Sunday, March 15, 2015

Short Takes: Hillary’s Emails, GOP Letter to Iran, Ferguson

HILLARY – the putative 20016 Democratic Party nominee is in hot water over her use of a private email account to conduct government business while she served as Secretary of State.  Even usually reliable media support has been absent as her recent press conference was generally panned as self-righteous obfuscation.

However, stalwart loyalists, such as James Carville, insist that concerns with email privacy and security are inside-the-beltway worries that do not resonate with the general public.

That’s probably true, but a waning of enthusiasm among the liberal media will translate into fewer fawning – and more critical – pieces on Hillary Clinton.  That will result, inevitably, in a decline in her poll numbers.


GOP LETTER – Forty-seven Republican Senators recently signed a letter to Iran warning that a bad nuclear deal endorsed by the President would not bind the U.S. beyond the term of the Obama Administration.

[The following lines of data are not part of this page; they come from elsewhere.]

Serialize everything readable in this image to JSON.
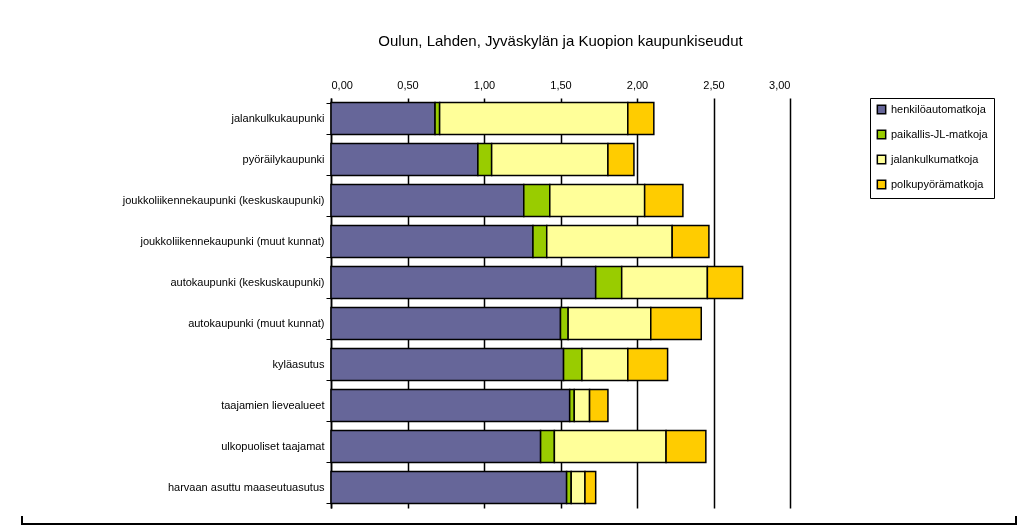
{
  "chart_data": {
    "type": "bar",
    "orientation": "horizontal",
    "stacked": true,
    "title": "Oulun, Lahden, Jyväskylän ja Kuopion kaupunkiseudut",
    "categories": [
      "jalankulkukaupunki",
      "pyöräilykaupunki",
      "joukkoliikennekaupunki (keskuskaupunki)",
      "joukkoliikennekaupunki (muut kunnat)",
      "autokaupunki (keskuskaupunki)",
      "autokaupunki (muut kunnat)",
      "kyläasutus",
      "taajamien lievealueet",
      "ulkopuoliset taajamat",
      "harvaan asuttu maaseutuasutus"
    ],
    "series": [
      {
        "name": "henkilöautomatkoja",
        "color": "#666699",
        "values": [
          0.68,
          0.96,
          1.26,
          1.32,
          1.73,
          1.5,
          1.52,
          1.56,
          1.37,
          1.54
        ]
      },
      {
        "name": "paikallis-JL-matkoja",
        "color": "#99cc00",
        "values": [
          0.03,
          0.09,
          0.17,
          0.09,
          0.17,
          0.05,
          0.12,
          0.03,
          0.09,
          0.03
        ]
      },
      {
        "name": "jalankulkumatkoja",
        "color": "#ffff99",
        "values": [
          1.23,
          0.76,
          0.62,
          0.82,
          0.56,
          0.54,
          0.3,
          0.1,
          0.73,
          0.09
        ]
      },
      {
        "name": "polkupyörämatkoja",
        "color": "#ffcc00",
        "values": [
          0.17,
          0.17,
          0.25,
          0.24,
          0.23,
          0.33,
          0.26,
          0.12,
          0.26,
          0.07
        ]
      }
    ],
    "xlim": [
      0,
      3
    ],
    "xticks": [
      {
        "value": 0,
        "label": "0,00"
      },
      {
        "value": 0.5,
        "label": "0,50"
      },
      {
        "value": 1,
        "label": "1,00"
      },
      {
        "value": 1.5,
        "label": "1,50"
      },
      {
        "value": 2,
        "label": "2,00"
      },
      {
        "value": 2.5,
        "label": "2,50"
      },
      {
        "value": 3,
        "label": "3,00"
      }
    ],
    "grid": "x",
    "legend": "right"
  }
}
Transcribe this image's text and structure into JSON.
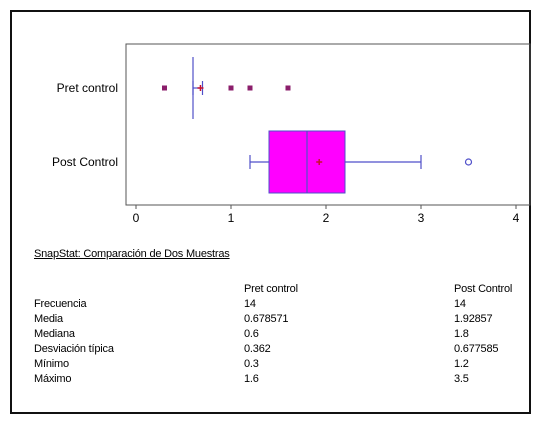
{
  "chart_data": {
    "type": "boxplot",
    "title": "",
    "xlabel": "",
    "ylabel": "",
    "xlim": [
      0,
      4
    ],
    "xticks": [
      "0",
      "1",
      "2",
      "3",
      "4"
    ],
    "grid": false,
    "legend": "none",
    "colors": {
      "box_fill": "#ff00ff",
      "line": "#4f4fc9",
      "mean": "#c8102e",
      "outlier": "#8b1e6b"
    },
    "series": [
      {
        "name": "Pret control",
        "min": 0.6,
        "q1": 0.6,
        "median": 0.6,
        "q3": 0.6,
        "max": 0.7,
        "mean": 0.678571,
        "outliers": [
          0.3,
          1.0,
          1.2,
          1.6
        ],
        "outlier_style": "filled-square"
      },
      {
        "name": "Post Control",
        "min": 1.2,
        "q1": 1.4,
        "median": 1.8,
        "q3": 2.2,
        "max": 3.0,
        "mean": 1.92857,
        "outliers": [
          3.5
        ],
        "outlier_style": "open-circle"
      }
    ]
  },
  "stats": {
    "title": "SnapStat: Comparación de Dos Muestras",
    "columns": [
      "Pret control",
      "Post Control"
    ],
    "rows": [
      {
        "label": "Frecuencia",
        "a": "14",
        "b": "14"
      },
      {
        "label": "Media",
        "a": "0.678571",
        "b": "1.92857"
      },
      {
        "label": "Mediana",
        "a": "0.6",
        "b": "1.8"
      },
      {
        "label": "Desviación típica",
        "a": "0.362",
        "b": "0.677585"
      },
      {
        "label": "Mínimo",
        "a": "0.3",
        "b": "1.2"
      },
      {
        "label": "Máximo",
        "a": "1.6",
        "b": "3.5"
      }
    ]
  }
}
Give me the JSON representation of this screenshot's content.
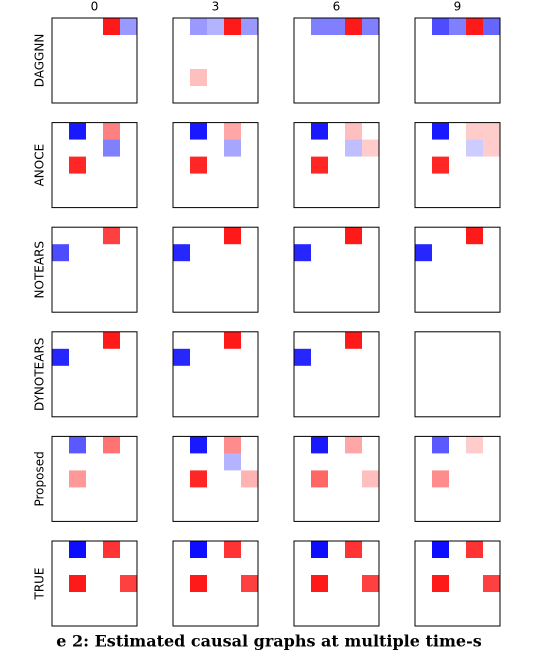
{
  "chart_data": {
    "type": "heatmap-grid",
    "column_labels": [
      "0",
      "3",
      "6",
      "9"
    ],
    "row_labels": [
      "DAGGNN",
      "ANOCE",
      "NOTEARS",
      "DYNOTEARS",
      "Proposed",
      "TRUE"
    ],
    "vlim": [
      -1,
      1
    ],
    "panels": [
      [
        [
          [
            0,
            0,
            0,
            0.9,
            -0.4
          ],
          [
            0,
            0,
            0,
            0,
            0
          ],
          [
            0,
            0,
            0,
            0,
            0
          ],
          [
            0,
            0,
            0,
            0,
            0
          ],
          [
            0,
            0,
            0,
            0,
            0
          ]
        ],
        [
          [
            0,
            -0.4,
            -0.3,
            0.9,
            -0.4
          ],
          [
            0,
            0,
            0,
            0,
            0
          ],
          [
            0,
            0,
            0,
            0,
            0
          ],
          [
            0,
            0.25,
            0,
            0,
            0
          ],
          [
            0,
            0,
            0,
            0,
            0
          ]
        ],
        [
          [
            0,
            -0.5,
            -0.5,
            0.9,
            -0.5
          ],
          [
            0,
            0,
            0,
            0,
            0
          ],
          [
            0,
            0,
            0,
            0,
            0
          ],
          [
            0,
            0,
            0,
            0,
            0
          ],
          [
            0,
            0,
            0,
            0,
            0
          ]
        ],
        [
          [
            0,
            -0.7,
            -0.5,
            0.9,
            -0.6
          ],
          [
            0,
            0,
            0,
            0,
            0
          ],
          [
            0,
            0,
            0,
            0,
            0
          ],
          [
            0,
            0,
            0,
            0,
            0
          ],
          [
            0,
            0,
            0,
            0,
            0
          ]
        ]
      ],
      [
        [
          [
            0,
            -0.9,
            0,
            0.5,
            0
          ],
          [
            0,
            0,
            0,
            -0.5,
            0
          ],
          [
            0,
            0.85,
            0,
            0,
            0
          ],
          [
            0,
            0,
            0,
            0,
            0
          ],
          [
            0,
            0,
            0,
            0,
            0
          ]
        ],
        [
          [
            0,
            -0.9,
            0,
            0.35,
            0
          ],
          [
            0,
            0,
            0,
            -0.35,
            0
          ],
          [
            0,
            0.85,
            0,
            0,
            0
          ],
          [
            0,
            0,
            0,
            0,
            0
          ],
          [
            0,
            0,
            0,
            0,
            0
          ]
        ],
        [
          [
            0,
            -0.9,
            0,
            0.25,
            0
          ],
          [
            0,
            0,
            0,
            -0.25,
            0.2
          ],
          [
            0,
            0.85,
            0,
            0,
            0
          ],
          [
            0,
            0,
            0,
            0,
            0
          ],
          [
            0,
            0,
            0,
            0,
            0
          ]
        ],
        [
          [
            0,
            -0.9,
            0,
            0.2,
            0.2
          ],
          [
            0,
            0,
            0,
            -0.2,
            0.2
          ],
          [
            0,
            0.85,
            0,
            0,
            0
          ],
          [
            0,
            0,
            0,
            0,
            0
          ],
          [
            0,
            0,
            0,
            0,
            0
          ]
        ]
      ],
      [
        [
          [
            0,
            0,
            0,
            0.75,
            0
          ],
          [
            -0.7,
            0,
            0,
            0,
            0
          ],
          [
            0,
            0,
            0,
            0,
            0
          ],
          [
            0,
            0,
            0,
            0,
            0
          ],
          [
            0,
            0,
            0,
            0,
            0
          ]
        ],
        [
          [
            0,
            0,
            0,
            0.9,
            0
          ],
          [
            -0.85,
            0,
            0,
            0,
            0
          ],
          [
            0,
            0,
            0,
            0,
            0
          ],
          [
            0,
            0,
            0,
            0,
            0
          ],
          [
            0,
            0,
            0,
            0,
            0
          ]
        ],
        [
          [
            0,
            0,
            0,
            0.9,
            0
          ],
          [
            -0.85,
            0,
            0,
            0,
            0
          ],
          [
            0,
            0,
            0,
            0,
            0
          ],
          [
            0,
            0,
            0,
            0,
            0
          ],
          [
            0,
            0,
            0,
            0,
            0
          ]
        ],
        [
          [
            0,
            0,
            0,
            0.9,
            0
          ],
          [
            -0.85,
            0,
            0,
            0,
            0
          ],
          [
            0,
            0,
            0,
            0,
            0
          ],
          [
            0,
            0,
            0,
            0,
            0
          ],
          [
            0,
            0,
            0,
            0,
            0
          ]
        ]
      ],
      [
        [
          [
            0,
            0,
            0,
            0.9,
            0
          ],
          [
            -0.85,
            0,
            0,
            0,
            0
          ],
          [
            0,
            0,
            0,
            0,
            0
          ],
          [
            0,
            0,
            0,
            0,
            0
          ],
          [
            0,
            0,
            0,
            0,
            0
          ]
        ],
        [
          [
            0,
            0,
            0,
            0.9,
            0
          ],
          [
            -0.85,
            0,
            0,
            0,
            0
          ],
          [
            0,
            0,
            0,
            0,
            0
          ],
          [
            0,
            0,
            0,
            0,
            0
          ],
          [
            0,
            0,
            0,
            0,
            0
          ]
        ],
        [
          [
            0,
            0,
            0,
            0.9,
            0
          ],
          [
            -0.85,
            0,
            0,
            0,
            0
          ],
          [
            0,
            0,
            0,
            0,
            0
          ],
          [
            0,
            0,
            0,
            0,
            0
          ],
          [
            0,
            0,
            0,
            0,
            0
          ]
        ],
        [
          [
            0,
            0,
            0,
            0,
            0
          ],
          [
            0,
            0,
            0,
            0,
            0
          ],
          [
            0,
            0,
            0,
            0,
            0
          ],
          [
            0,
            0,
            0,
            0,
            0
          ],
          [
            0,
            0,
            0,
            0,
            0
          ]
        ]
      ],
      [
        [
          [
            0,
            -0.65,
            0,
            0.55,
            0
          ],
          [
            0,
            0,
            0,
            0,
            0
          ],
          [
            0,
            0.4,
            0,
            0,
            0
          ],
          [
            0,
            0,
            0,
            0,
            0
          ],
          [
            0,
            0,
            0,
            0,
            0
          ]
        ],
        [
          [
            0,
            -0.9,
            0,
            0.45,
            0
          ],
          [
            0,
            0,
            0,
            -0.3,
            0
          ],
          [
            0,
            0.85,
            0,
            0,
            0.3
          ],
          [
            0,
            0,
            0,
            0,
            0
          ],
          [
            0,
            0,
            0,
            0,
            0
          ]
        ],
        [
          [
            0,
            -0.9,
            0,
            0.35,
            0
          ],
          [
            0,
            0,
            0,
            0,
            0
          ],
          [
            0,
            0.6,
            0,
            0,
            0.25
          ],
          [
            0,
            0,
            0,
            0,
            0
          ],
          [
            0,
            0,
            0,
            0,
            0
          ]
        ],
        [
          [
            0,
            -0.65,
            0,
            0.2,
            0
          ],
          [
            0,
            0,
            0,
            0,
            0
          ],
          [
            0,
            0.45,
            0,
            0,
            0
          ],
          [
            0,
            0,
            0,
            0,
            0
          ],
          [
            0,
            0,
            0,
            0,
            0
          ]
        ]
      ],
      [
        [
          [
            0,
            -0.95,
            0,
            0.8,
            0
          ],
          [
            0,
            0,
            0,
            0,
            0
          ],
          [
            0,
            0.9,
            0,
            0,
            0.75
          ],
          [
            0,
            0,
            0,
            0,
            0
          ],
          [
            0,
            0,
            0,
            0,
            0
          ]
        ],
        [
          [
            0,
            -0.95,
            0,
            0.8,
            0
          ],
          [
            0,
            0,
            0,
            0,
            0
          ],
          [
            0,
            0.9,
            0,
            0,
            0.75
          ],
          [
            0,
            0,
            0,
            0,
            0
          ],
          [
            0,
            0,
            0,
            0,
            0
          ]
        ],
        [
          [
            0,
            -0.95,
            0,
            0.8,
            0
          ],
          [
            0,
            0,
            0,
            0,
            0
          ],
          [
            0,
            0.9,
            0,
            0,
            0.75
          ],
          [
            0,
            0,
            0,
            0,
            0
          ],
          [
            0,
            0,
            0,
            0,
            0
          ]
        ],
        [
          [
            0,
            -0.95,
            0,
            0.8,
            0
          ],
          [
            0,
            0,
            0,
            0,
            0
          ],
          [
            0,
            0.9,
            0,
            0,
            0.75
          ],
          [
            0,
            0,
            0,
            0,
            0
          ],
          [
            0,
            0,
            0,
            0,
            0
          ]
        ]
      ]
    ]
  },
  "caption": "e 2: Estimated causal graphs at multiple time-s"
}
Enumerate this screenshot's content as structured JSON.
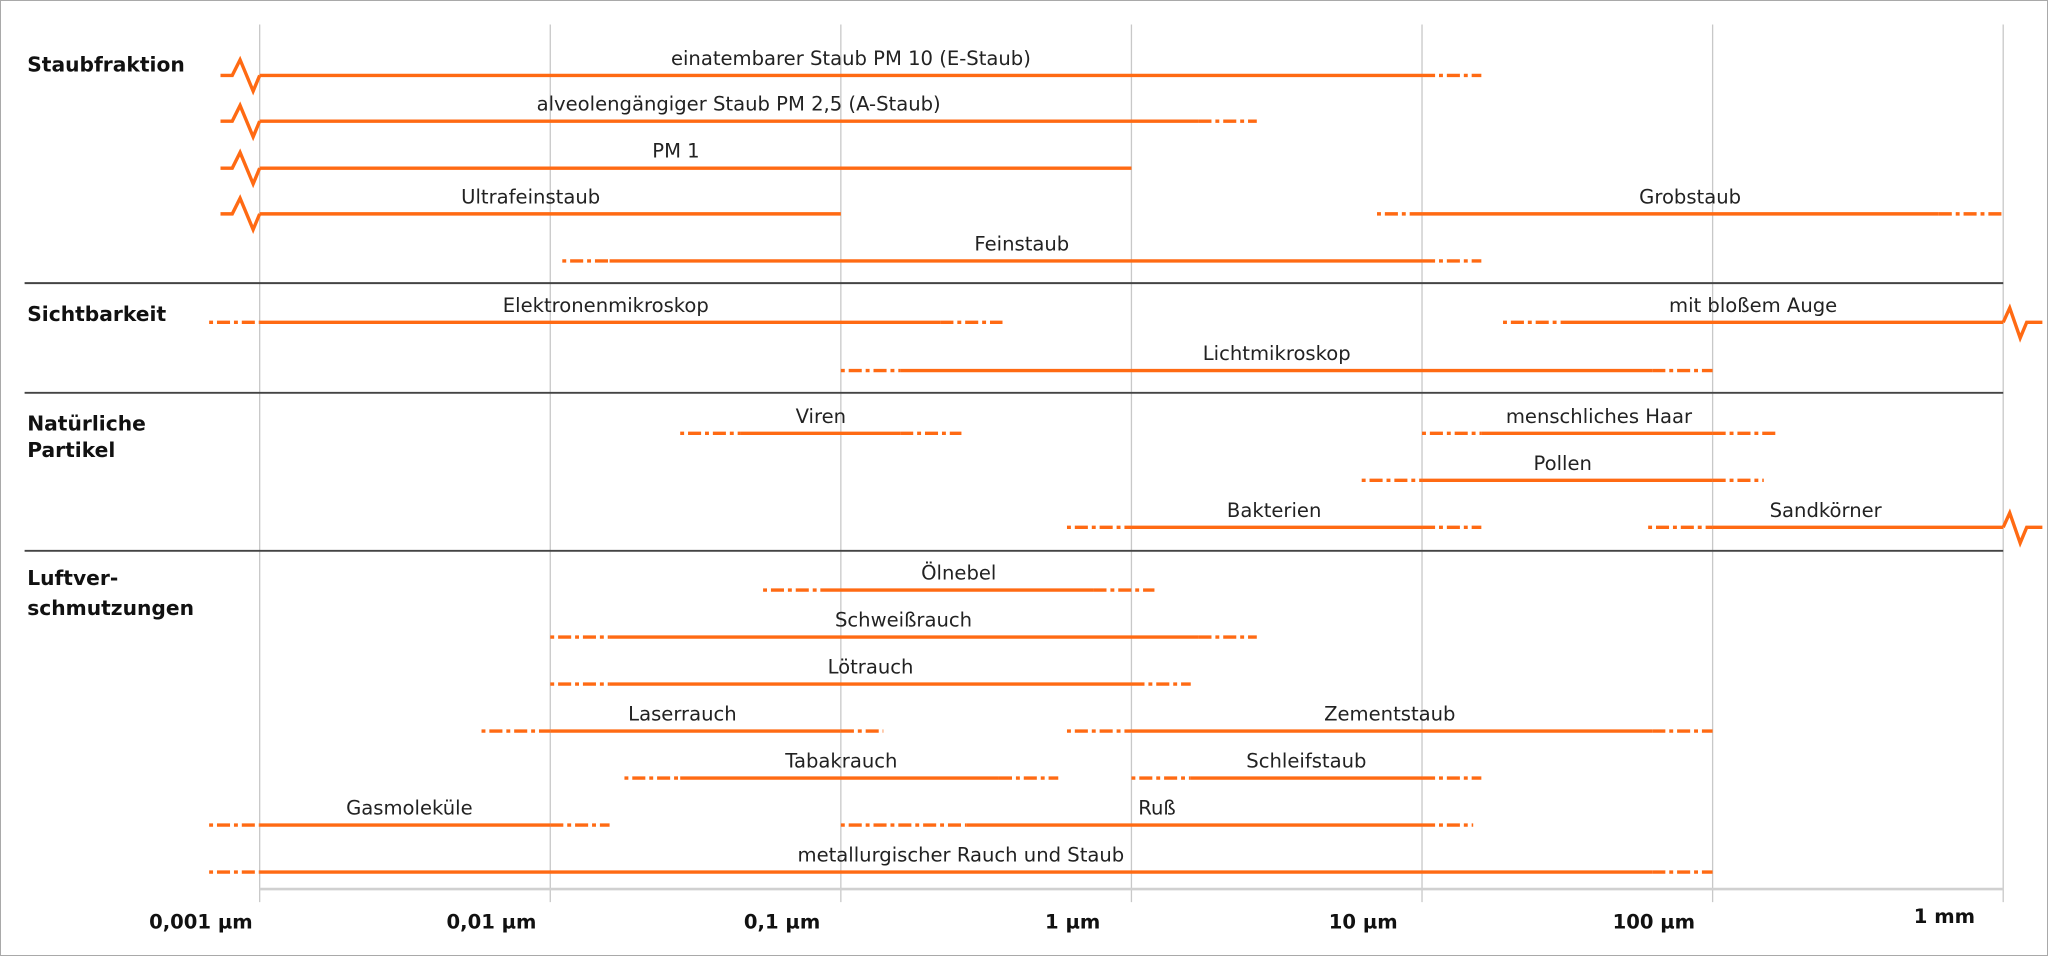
{
  "chart_data": {
    "type": "range",
    "x_scale": "log",
    "x_unit": "µm",
    "xlim": [
      0.001,
      1000
    ],
    "grid": "vertical",
    "color": "#ff6a13",
    "ticks": [
      {
        "value": 0.001,
        "label": "0,001 µm"
      },
      {
        "value": 0.01,
        "label": "0,01 µm"
      },
      {
        "value": 0.1,
        "label": "0,1 µm"
      },
      {
        "value": 1,
        "label": "1 µm"
      },
      {
        "value": 10,
        "label": "10 µm"
      },
      {
        "value": 100,
        "label": "100 µm"
      },
      {
        "value": 1000,
        "label": "1 mm"
      }
    ],
    "sections": [
      {
        "label": [
          "Staubfraktion"
        ],
        "rows": [
          [
            {
              "label": "einatembarer Staub PM 10 (E-Staub)",
              "dash_start": 0.001,
              "solid_start": 0.001,
              "solid_end": 10,
              "dash_end": 16,
              "break_left": true
            }
          ],
          [
            {
              "label": "alveolengängiger Staub PM 2,5 (A-Staub)",
              "dash_start": 0.001,
              "solid_start": 0.001,
              "solid_end": 1.7,
              "dash_end": 2.7,
              "break_left": true
            }
          ],
          [
            {
              "label": "PM 1",
              "dash_start": 0.001,
              "solid_start": 0.001,
              "solid_end": 1,
              "dash_end": 1,
              "break_left": true
            }
          ],
          [
            {
              "label": "Ultrafeinstaub",
              "dash_start": 0.001,
              "solid_start": 0.001,
              "solid_end": 0.1,
              "dash_end": 0.1,
              "break_left": true
            },
            {
              "label": "Grobstaub",
              "dash_start": 7,
              "solid_start": 10,
              "solid_end": 600,
              "dash_end": 1000
            }
          ],
          [
            {
              "label": "Feinstaub",
              "dash_start": 0.011,
              "solid_start": 0.016,
              "solid_end": 10,
              "dash_end": 16
            }
          ]
        ]
      },
      {
        "label": [
          "Sichtbarkeit"
        ],
        "rows": [
          [
            {
              "label": "Elektronenmikroskop",
              "dash_start": 0.00067,
              "solid_start": 0.001,
              "solid_end": 0.22,
              "dash_end": 0.36
            },
            {
              "label": "mit bloßem Auge",
              "dash_start": 19,
              "solid_start": 30,
              "solid_end": 1000,
              "dash_end": 1000,
              "break_right": true
            }
          ],
          [
            {
              "label": "Lichtmikroskop",
              "dash_start": 0.1,
              "solid_start": 0.16,
              "solid_end": 62,
              "dash_end": 100
            }
          ]
        ]
      },
      {
        "label": [
          "Natürliche",
          "Partikel"
        ],
        "rows": [
          [
            {
              "label": "Viren",
              "dash_start": 0.028,
              "solid_start": 0.045,
              "solid_end": 0.16,
              "dash_end": 0.26
            },
            {
              "label": "menschliches Haar",
              "dash_start": 10,
              "solid_start": 16,
              "solid_end": 100,
              "dash_end": 165
            }
          ],
          [
            {
              "label": "Pollen",
              "dash_start": 6.2,
              "solid_start": 10,
              "solid_end": 100,
              "dash_end": 150
            }
          ],
          [
            {
              "label": "Bakterien",
              "dash_start": 0.6,
              "solid_start": 1,
              "solid_end": 10,
              "dash_end": 16
            },
            {
              "label": "Sandkörner",
              "dash_start": 60,
              "solid_start": 100,
              "solid_end": 1000,
              "dash_end": 1000,
              "break_right": true
            }
          ]
        ]
      },
      {
        "label": [
          "Luftver-",
          "schmutzungen"
        ],
        "rows": [
          [
            {
              "label": "Ölnebel",
              "dash_start": 0.054,
              "solid_start": 0.085,
              "solid_end": 0.74,
              "dash_end": 1.2
            }
          ],
          [
            {
              "label": "Schweißrauch",
              "dash_start": 0.01,
              "solid_start": 0.016,
              "solid_end": 1.7,
              "dash_end": 2.7
            }
          ],
          [
            {
              "label": "Lötrauch",
              "dash_start": 0.01,
              "solid_start": 0.016,
              "solid_end": 1,
              "dash_end": 1.6
            }
          ],
          [
            {
              "label": "Laserrauch",
              "dash_start": 0.0058,
              "solid_start": 0.01,
              "solid_end": 0.1,
              "dash_end": 0.14
            },
            {
              "label": "Zementstaub",
              "dash_start": 0.6,
              "solid_start": 1,
              "solid_end": 62,
              "dash_end": 100
            }
          ],
          [
            {
              "label": "Tabakrauch",
              "dash_start": 0.018,
              "solid_start": 0.028,
              "solid_end": 0.35,
              "dash_end": 0.56
            },
            {
              "label": "Schleifstaub",
              "dash_start": 1,
              "solid_start": 1.6,
              "solid_end": 10,
              "dash_end": 16
            }
          ],
          [
            {
              "label": "Gasmoleküle",
              "dash_start": 0.00067,
              "solid_start": 0.001,
              "solid_end": 0.01,
              "dash_end": 0.016
            },
            {
              "label": "Ruß",
              "dash_start": 0.1,
              "solid_start": 0.27,
              "solid_end": 10,
              "dash_end": 15
            }
          ],
          [
            {
              "label": "metallurgischer Rauch und Staub",
              "dash_start": 0.00067,
              "solid_start": 0.001,
              "solid_end": 62,
              "dash_end": 100
            }
          ]
        ]
      }
    ]
  }
}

The response of the left was not surprising:  the Senators were being disrespectful to the President.  Even some moderate voices – such as former George W. Bush speechwriter Michael Gerson – were disapproving, viewing the letter as a counter-productive foray into U.S. policy.

Befuddlement, however, was the general media reaction.  It was as if the form of the objection to Obama’s anticipated agreement was all that mattered.

Dana Bash, a conventional liberal CNN anchor, reflected that perspective when she interviewed GOP Majority Leader Mitch McConnell.  She challenged him – he was among the forty seven signers – on the propriety of interfering in US foreign affairs.  The Kentucky Senator properly retorted that the focus should be on the substance of the proposed deal, not the manner in which the issue was brought to the fore.


FERGUSON – The Obama Department of Justice, under the guise of investigating possible civil rights violations by the police officer who shot and killed Michael Brown, has issued a report accusing the city’s police department of rampant racism (based on the questionable claim that disparate arrest rates are sufficient proof).

Receiving less attention, however, was the conclusion that the widely- disseminated claim that Brown was shot while surrendering (“hands up-don’t shoot”) was an apparent fiction unsupported by evidence.
  
Did those who had promulgated the false narrative – and thereby fed the police bias in the community – apologize and express regret for jumping to conclusions?

Dream on.  No, the typical response was to insist that it really didn’t matter to the sometime violent protesters whether or not Brown had been justifiably shot.  In a laughable re-write of what had actually happened, leftists are now insisting, in effect, the chants of “no justice, no peace” were aimed at uneven arrest rates.